Yine bir değişiklik ile TCK’ya “doğuştan gelen biyolojik cinsiyet” ifadesinin eklenmesi planlanıyor. Bu ifade şu anlama geliyor: Herkesten ikili cinsiyet rejimine göre atanmış cinsiyetine uygun olduğu davranışlarda bulunması beklenecek. Yani, doğumda atanan cinsiyeti kadın olanlardan “kadın gibi” davranması, erkek olanlardan da “erkek gibi” davranması beklenecek. Kadın ya da erkek gibi davranmanın ne demek olduğu hiçbir yerde yazılı olmamasından ötürü, büyük ihtimalle toplumsal cinsiyet rollerinin en sağ yorumuna uygun davranmayanların, yani örneğin saçını kısa kestirip pantolon giyen kadınlarla, küpe takıp makyaj yapan erkeklerin hapisle cezalandırılması söz konusu olacak. Bu, sadece LGBTİ+’ları değil, toplumun tümünü ilgilendiren bir madde.

Ayrıca LGBTİ+ derneklerinin faaliyetleri “propaganda ve özendirme” kabul edilebileceği için, bu dernekler kapatılabilecek ve hak savunucuları cezalandırılabilecek. LGBTİ+’lar Türkiye’de güçlü bir muhalefet yapıyor ancak bu tek başlarına kazanabilecekleri bir mücadele değil.
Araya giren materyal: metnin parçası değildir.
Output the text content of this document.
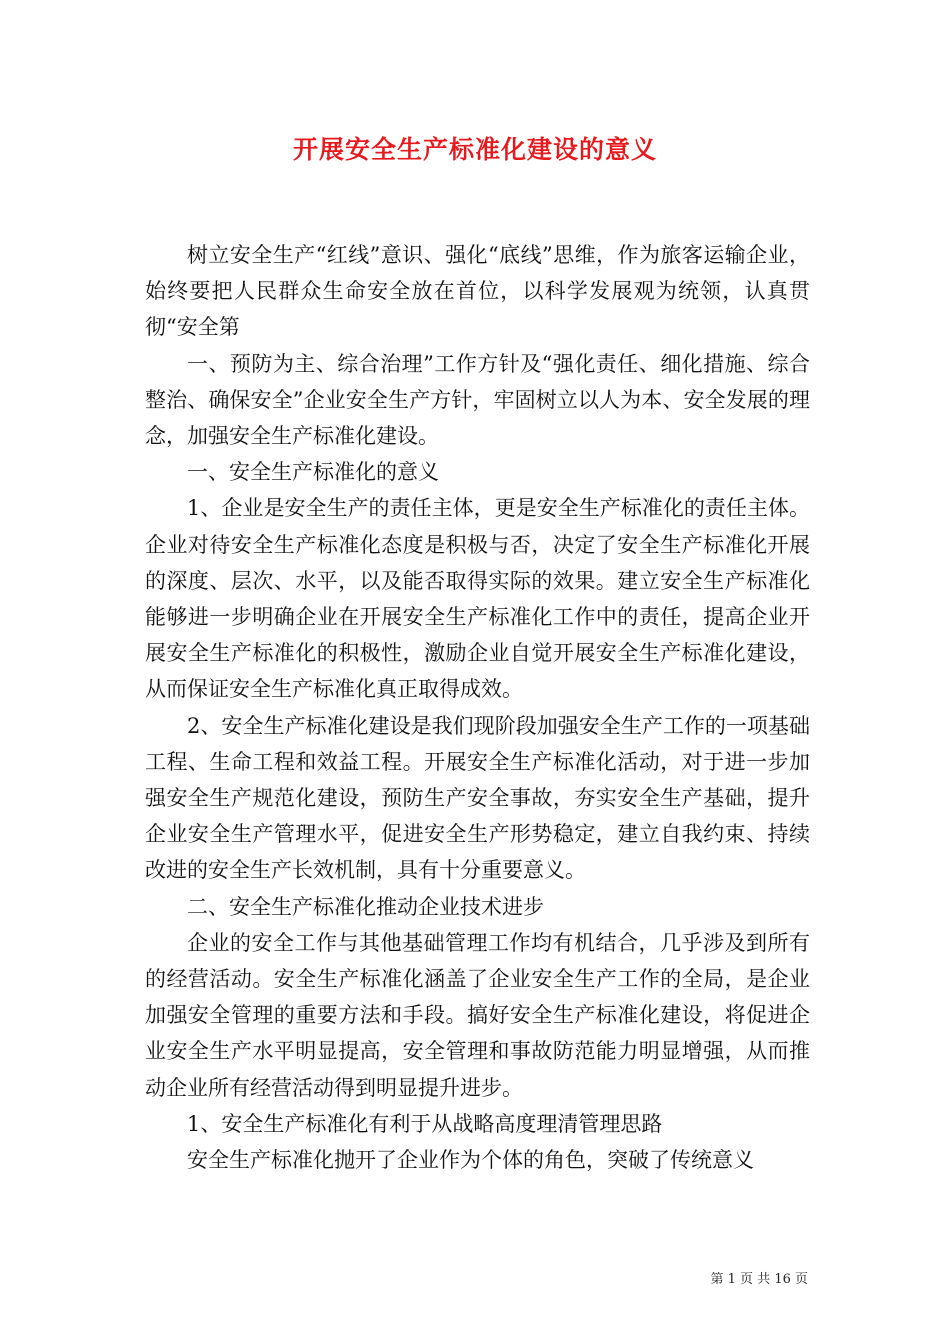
开展安全生产标准化建设的意义

树立安全生产“红线”意识、强化“底线”思维，作为旅客运输企业，始终要把人民群众生命安全放在首位，以科学发展观为统领，认真贯彻“安全第

一、预防为主、综合治理”工作方针及“强化责任、细化措施、综合整治、确保安全”企业安全生产方针，牢固树立以人为本、安全发展的理念，加强安全生产标准化建设。

一、安全生产标准化的意义

1、企业是安全生产的责任主体，更是安全生产标准化的责任主体。企业对待安全生产标准化态度是积极与否，决定了安全生产标准化开展的深度、层次、水平，以及能否取得实际的效果。建立安全生产标准化能够进一步明确企业在开展安全生产标准化工作中的责任，提高企业开展安全生产标准化的积极性，激励企业自觉开展安全生产标准化建设，从而保证安全生产标准化真正取得成效。

2、安全生产标准化建设是我们现阶段加强安全生产工作的一项基础工程、生命工程和效益工程。开展安全生产标准化活动，对于进一步加强安全生产规范化建设，预防生产安全事故，夯实安全生产基础，提升企业安全生产管理水平，促进安全生产形势稳定，建立自我约束、持续改进的安全生产长效机制，具有十分重要意义。

二、安全生产标准化推动企业技术进步

企业的安全工作与其他基础管理工作均有机结合，几乎涉及到所有的经营活动。安全生产标准化涵盖了企业安全生产工作的全局，是企业加强安全管理的重要方法和手段。搞好安全生产标准化建设，将促进企业安全生产水平明显提高，安全管理和事故防范能力明显增强，从而推动企业所有经营活动得到明显提升进步。

1、安全生产标准化有利于从战略高度理清管理思路

安全生产标准化抛开了企业作为个体的角色，突破了传统意义

第 1 页 共 16 页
Otoriter iktidarın baskılarına maruz kalan tüm ezilenlerin bir araya gelerek hak ve özgürlük mücadelesini yükseltmesi, hatta LGBTİ+ karşıtı küresel saldırıya yine küresel olarak örgütlenerek karşılık vermesi kaçınılmaz görünüyor.

son yazıları

Kapital dev ve güncel bir kitap
Digel Tekstil'de neler oluyor?
Emekliler yürüdü: “Kurtuluş yok tek başına”

ilginizi çekebilir

maxresdefault
Kapital dev ve güncel bir kitap
9230904d-cde3-4083-94a7-edaad44027c4
Digel Tekstil'de neler oluyor?
WhatsApp Görsel 2025-06-27 saat 11.54
Emekliler yürüdü: “Kurtuluş yok tek başına”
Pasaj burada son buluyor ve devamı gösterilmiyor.